Wenn er nun mit seinen Löwen bei den Steelers antritt, kann es schon einmal zur skurrilen Situation kommen, dass seine Bietigheimer Familie zum Jubel über Tore ansetzt, die die Bietigheimer dem Papa im Tölzer Tor einschenken. Das waren zuletzt neun Stück. „Bietigheim liegt uns nicht“, sagt Silo. Das Rückspiel verloren die Löwen mit 0:5. „Aber“, sagt Silo verschmitzt, „sie kommen ja noch einmal.“ Und da soll es einen anderen Sieger geben.

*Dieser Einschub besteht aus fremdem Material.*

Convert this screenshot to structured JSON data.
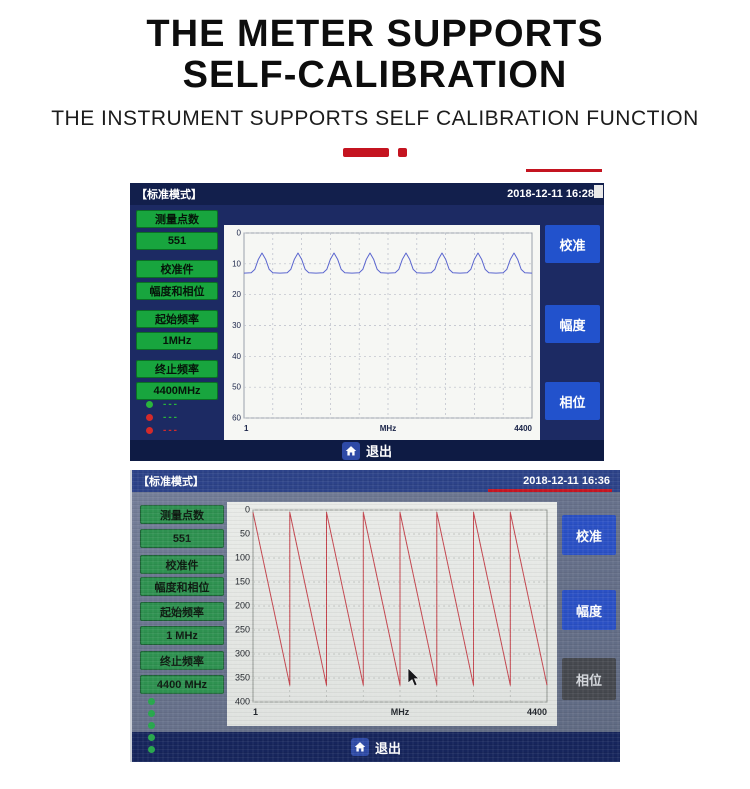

Sasa schießt naturgemäß wenig Tore, Silo positionsbedingt überhaupt keine. Trotzdem haben die zwei ihren Anteil am Erfolg der Löwen. „Jeder hat auf dem Eis seine Aufgaben“, sagt Sasa, der schon auf allen Positionen gespielt hat. Sie beide sind dafür da, Tore zu verhindern. „Defensive ist das Wichtigste“, behauptet Silo sogar. „Schön, wenn man Tore macht, aber mindestens die Hälfte vom Sieg macht aus, keine Tore zu bekommen.“

Das soll so weitergehen. Bei Sasa Martinovic noch diese und kommende Saison, er hat für zwei Jahre in Tölz unterschrieben. Bei Silo steht die Zukunft noch nicht fest. Er hatte schon vor dem Wechsel ein Karriereende erwogen. „Aber mit Sasa zu spielen war verlockend.“ Das Karriereende muss warten. „Es gibt nichts Schöneres als Eishockey. Solange es noch geht und Spaß macht, muss ich nicht aufhören.“ Vielleicht schaut diesmal Silo auf seinen kleinen Bruder – und hängt noch ein Jahr dran.